Reputation: 15329
I'm writing this script that takes in t and uses it in test.js. I'm going to have the output be emailed to me and my collegues.
% mongo my_db --eval 't=9999;' --quiet test.js
9999
------------------------------------------------
Info about stuff going back 9999 days to 2012-08-17.
------------------------------------------------
Stuff x: 433321 (12.43%)
Stuff y: 2723426 (81.57%)
Total: 4524524524
Is there a way to not have what I pass in to --eval be outputted to console so I don't have that dangling '9999' at the top of my results?

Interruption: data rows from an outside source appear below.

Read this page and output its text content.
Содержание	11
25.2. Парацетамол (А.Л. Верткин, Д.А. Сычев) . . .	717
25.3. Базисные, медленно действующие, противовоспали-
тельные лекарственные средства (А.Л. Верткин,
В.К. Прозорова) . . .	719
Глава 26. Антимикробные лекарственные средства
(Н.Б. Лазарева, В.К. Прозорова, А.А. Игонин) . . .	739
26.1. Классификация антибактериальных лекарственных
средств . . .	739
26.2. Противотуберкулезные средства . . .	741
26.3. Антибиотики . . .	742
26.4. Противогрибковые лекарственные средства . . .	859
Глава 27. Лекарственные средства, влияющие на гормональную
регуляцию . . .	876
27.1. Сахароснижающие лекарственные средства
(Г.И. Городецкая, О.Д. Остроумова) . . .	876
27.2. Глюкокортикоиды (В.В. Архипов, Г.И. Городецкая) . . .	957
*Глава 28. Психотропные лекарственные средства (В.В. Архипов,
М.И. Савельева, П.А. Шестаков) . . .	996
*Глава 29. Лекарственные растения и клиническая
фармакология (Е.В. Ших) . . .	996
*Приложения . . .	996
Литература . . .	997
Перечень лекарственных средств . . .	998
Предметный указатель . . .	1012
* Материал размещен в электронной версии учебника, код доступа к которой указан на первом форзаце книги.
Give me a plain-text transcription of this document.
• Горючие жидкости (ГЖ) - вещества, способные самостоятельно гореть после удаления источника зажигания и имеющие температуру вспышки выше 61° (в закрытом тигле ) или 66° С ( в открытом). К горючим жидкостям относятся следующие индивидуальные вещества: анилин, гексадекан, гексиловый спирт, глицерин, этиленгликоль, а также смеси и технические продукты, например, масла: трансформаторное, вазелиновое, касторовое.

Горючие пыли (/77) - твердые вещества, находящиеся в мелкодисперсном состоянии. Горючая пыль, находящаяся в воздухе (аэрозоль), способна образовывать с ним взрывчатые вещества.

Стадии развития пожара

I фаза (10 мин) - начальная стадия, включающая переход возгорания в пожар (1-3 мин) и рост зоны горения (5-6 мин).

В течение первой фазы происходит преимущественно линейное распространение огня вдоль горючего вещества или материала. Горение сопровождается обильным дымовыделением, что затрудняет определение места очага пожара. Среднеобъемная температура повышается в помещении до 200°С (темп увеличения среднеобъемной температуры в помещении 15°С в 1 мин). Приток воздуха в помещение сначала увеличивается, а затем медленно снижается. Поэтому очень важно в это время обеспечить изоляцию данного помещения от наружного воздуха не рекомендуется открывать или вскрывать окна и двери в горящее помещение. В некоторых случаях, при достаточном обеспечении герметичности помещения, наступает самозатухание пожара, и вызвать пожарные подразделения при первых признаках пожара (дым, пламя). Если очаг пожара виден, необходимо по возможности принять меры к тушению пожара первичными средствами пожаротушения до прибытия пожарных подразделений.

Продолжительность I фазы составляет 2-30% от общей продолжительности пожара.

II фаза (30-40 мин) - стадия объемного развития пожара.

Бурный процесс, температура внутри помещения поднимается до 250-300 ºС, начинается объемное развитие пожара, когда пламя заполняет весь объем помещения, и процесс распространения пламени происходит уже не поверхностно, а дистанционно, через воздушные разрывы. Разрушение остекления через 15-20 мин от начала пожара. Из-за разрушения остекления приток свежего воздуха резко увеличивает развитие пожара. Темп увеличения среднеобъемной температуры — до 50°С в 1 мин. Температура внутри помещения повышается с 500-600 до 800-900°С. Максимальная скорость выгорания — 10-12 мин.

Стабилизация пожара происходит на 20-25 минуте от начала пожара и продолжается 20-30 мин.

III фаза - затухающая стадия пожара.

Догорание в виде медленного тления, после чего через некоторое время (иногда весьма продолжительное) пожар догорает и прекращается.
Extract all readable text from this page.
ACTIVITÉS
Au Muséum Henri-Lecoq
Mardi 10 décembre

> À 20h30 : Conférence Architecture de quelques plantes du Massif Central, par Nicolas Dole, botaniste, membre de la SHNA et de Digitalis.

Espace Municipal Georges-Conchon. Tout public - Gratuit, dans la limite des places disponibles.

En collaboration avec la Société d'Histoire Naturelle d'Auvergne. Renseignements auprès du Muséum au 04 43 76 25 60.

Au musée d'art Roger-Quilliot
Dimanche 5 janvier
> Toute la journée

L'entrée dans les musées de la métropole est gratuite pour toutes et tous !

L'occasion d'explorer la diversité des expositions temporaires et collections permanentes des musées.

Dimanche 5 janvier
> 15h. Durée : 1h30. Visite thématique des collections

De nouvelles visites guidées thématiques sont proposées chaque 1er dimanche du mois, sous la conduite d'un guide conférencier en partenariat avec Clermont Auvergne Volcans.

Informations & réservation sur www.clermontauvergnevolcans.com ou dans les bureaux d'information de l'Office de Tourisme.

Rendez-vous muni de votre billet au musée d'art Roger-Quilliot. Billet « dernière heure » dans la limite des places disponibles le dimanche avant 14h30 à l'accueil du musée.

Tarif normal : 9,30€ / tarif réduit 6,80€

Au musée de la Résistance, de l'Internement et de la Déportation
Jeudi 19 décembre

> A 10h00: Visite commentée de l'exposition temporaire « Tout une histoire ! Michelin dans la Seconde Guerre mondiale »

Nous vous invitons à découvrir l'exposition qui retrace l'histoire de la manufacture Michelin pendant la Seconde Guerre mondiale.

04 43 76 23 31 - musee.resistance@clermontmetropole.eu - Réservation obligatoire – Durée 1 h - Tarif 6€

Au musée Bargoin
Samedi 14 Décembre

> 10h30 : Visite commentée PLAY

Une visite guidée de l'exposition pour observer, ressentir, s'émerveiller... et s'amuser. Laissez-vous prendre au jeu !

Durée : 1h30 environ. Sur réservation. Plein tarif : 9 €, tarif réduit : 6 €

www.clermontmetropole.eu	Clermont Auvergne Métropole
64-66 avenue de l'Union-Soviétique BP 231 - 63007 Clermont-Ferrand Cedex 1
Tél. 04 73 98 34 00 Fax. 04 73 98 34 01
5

Edit: This may be a bug with the --quiet option
See: https://jira.mongodb.org/browse/SERVER-4391
Upvotes: 7
Views: 12755
Reputation: 2523
I realize it has been a while. Posting a solution, hoping it might help someone who landed into this.
Prefixing a command with a void usually silences outputs.
For example, try:
$ mongo <server>/db script.js --eval 'void (yyyymm="2011-11")'
(NOTE: brackets are important)
Upvotes: -1
Reputation: 1433
Just in case anybody stumbles over this issue. I had the same problem and got an answer on that solves the problem without shell magic:
Use result from mongodb in shell script
Upvotes: 1
Reputation: 21692
Bit of a hack, but until that bug gets fixed you could just pipe to tail +2
first and that would exclude the output you do not want, something like:
% mongo my_db --eval 't=9999;' --quiet test.js | tail +2
This worked for me in a quick test to leave out the 9999 line.